These multinational corporations are literally racing against one another to be the first to release these "blockbuster" drugs, which stand to generate billions of dollars in new profits for the legal drug cartels. Alzheimer's, it turns out, is the next big market for the pharmaceutical kingpins, which up until now have had a difficult time producing drugs that actually work and are safe.
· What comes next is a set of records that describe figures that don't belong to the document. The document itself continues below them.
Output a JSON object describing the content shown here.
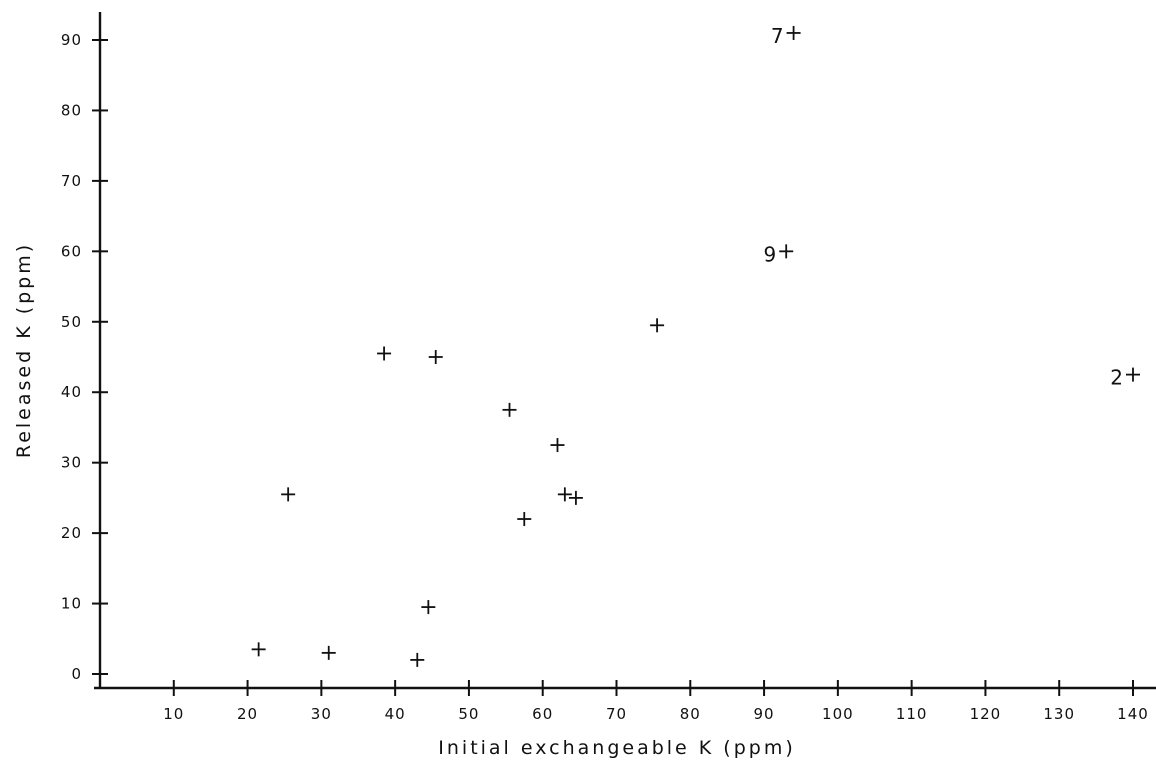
{
  "chart_data": {
    "type": "scatter",
    "title": "",
    "xlabel": "Initial exchangeable K (ppm)",
    "ylabel": "Released K (ppm)",
    "xlim": [
      0,
      142
    ],
    "ylim": [
      -2,
      94
    ],
    "xticks": [
      10,
      20,
      30,
      40,
      50,
      60,
      70,
      80,
      90,
      100,
      110,
      120,
      130,
      140
    ],
    "yticks": [
      0,
      10,
      20,
      30,
      40,
      50,
      60,
      70,
      80,
      90
    ],
    "xtick_labels": [
      "10",
      "20",
      "30",
      "40",
      "50",
      "60",
      "70",
      "80",
      "90",
      "100",
      "110",
      "120",
      "130",
      "140"
    ],
    "ytick_labels": [
      "0",
      "10",
      "20",
      "30",
      "40",
      "50",
      "60",
      "70",
      "80",
      "90"
    ],
    "grid": false,
    "marker": "+",
    "series": [
      {
        "points": [
          {
            "x": 21.5,
            "y": 3.5,
            "label": ""
          },
          {
            "x": 25.5,
            "y": 25.5,
            "label": ""
          },
          {
            "x": 31,
            "y": 3,
            "label": ""
          },
          {
            "x": 38.5,
            "y": 45.5,
            "label": ""
          },
          {
            "x": 43,
            "y": 2,
            "label": ""
          },
          {
            "x": 44.5,
            "y": 9.5,
            "label": ""
          },
          {
            "x": 45.5,
            "y": 45,
            "label": ""
          },
          {
            "x": 55.5,
            "y": 37.5,
            "label": ""
          },
          {
            "x": 57.5,
            "y": 22,
            "label": ""
          },
          {
            "x": 62,
            "y": 32.5,
            "label": ""
          },
          {
            "x": 63,
            "y": 25.5,
            "label": ""
          },
          {
            "x": 64.5,
            "y": 25,
            "label": ""
          },
          {
            "x": 75.5,
            "y": 49.5,
            "label": ""
          },
          {
            "x": 93,
            "y": 60,
            "label": "9"
          },
          {
            "x": 94,
            "y": 91,
            "label": "7"
          },
          {
            "x": 140,
            "y": 42.5,
            "label": "2"
          }
        ]
      }
    ]
  }
}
"The Alzheimer's disease pipeline, marred by decades of failures and underinvestment, is due for big victories," says George Vradenburg, co-founder and chairman of the group UsAgainstAlzheimer's.
According to the Daily Mail Online, there are currently 23 drugs in Phase II and III trials that aim to target amyloid protein buildup in the brain, which is one believed-to-be cause of Alzheimer's disease. Another 28 drugs are being rushed through the approval process to treat neurotransmitter activity.
The U.S. Food and Drug Administration (FDA) hasn't approved a novel treatment for Alzheimer's since 2003, and Europe hasn't approved one since 2002. Should any of these dozens of options make it through the regulatory gauntlet and receive commercial approval, they'll represent the first in many years to do so.
Dementia is currently among the fastest growing category of disease affecting Americans, so it's no wonder that Big Pharma wants to lock in a piece of the treatment pie. After all, dollar signs are the only thing drug company executives see – not lives, not quality of life, and certainly not doing the right thing for the purpose of helping people.
Currently the sixth leading cause of death in the U.S., Alzheimer's affects more than five-and-a-half million Americans. The costs of treating it are estimated to be $259 billion in 2017, a figure that's expected to more than quadruple to $1.1 trillion in 2050 – can you say cha-ching for Big Pharma?
So far, there hasn't been even a single experimental drug for dementia that's successfully helped an Alzheimer's patient improve. One study found that of all the experimental Alzheimer's drugs tested between 2002 and 2012, a whopping 99.6 percent of them failed in trials.
Despite all this money spent (and wasted), Big Pharma continues to forge on in trying to find a drug-based solution for managing dementia conditions. It really doesn't have a choice if it wants to recuperate its losses, it turns out, though whatever it ends up producing in the coming years is likely to fail as well because Alzheimer's is a complex condition that won't be solved by simply targeting a symptom or set of symptoms.
"The inherent problem in developing an effective AD therapy is that the build up of beta-amyloid plaques inside the brain is far from the entire story," writes George Budwell for The Motley Fool.
"The emergence of neurofibrillary tangles composed primarily of an abnormal variation of the tau protein, after all, is a prominent feature of Alzheimer's, even though it's considered a downstream event (occurring after the formation of beta-amyloid plaques). Complicating matters further, most patients don't become symptomatic until well after these toxic plaques and neurofibrillary tangles have already begun to form."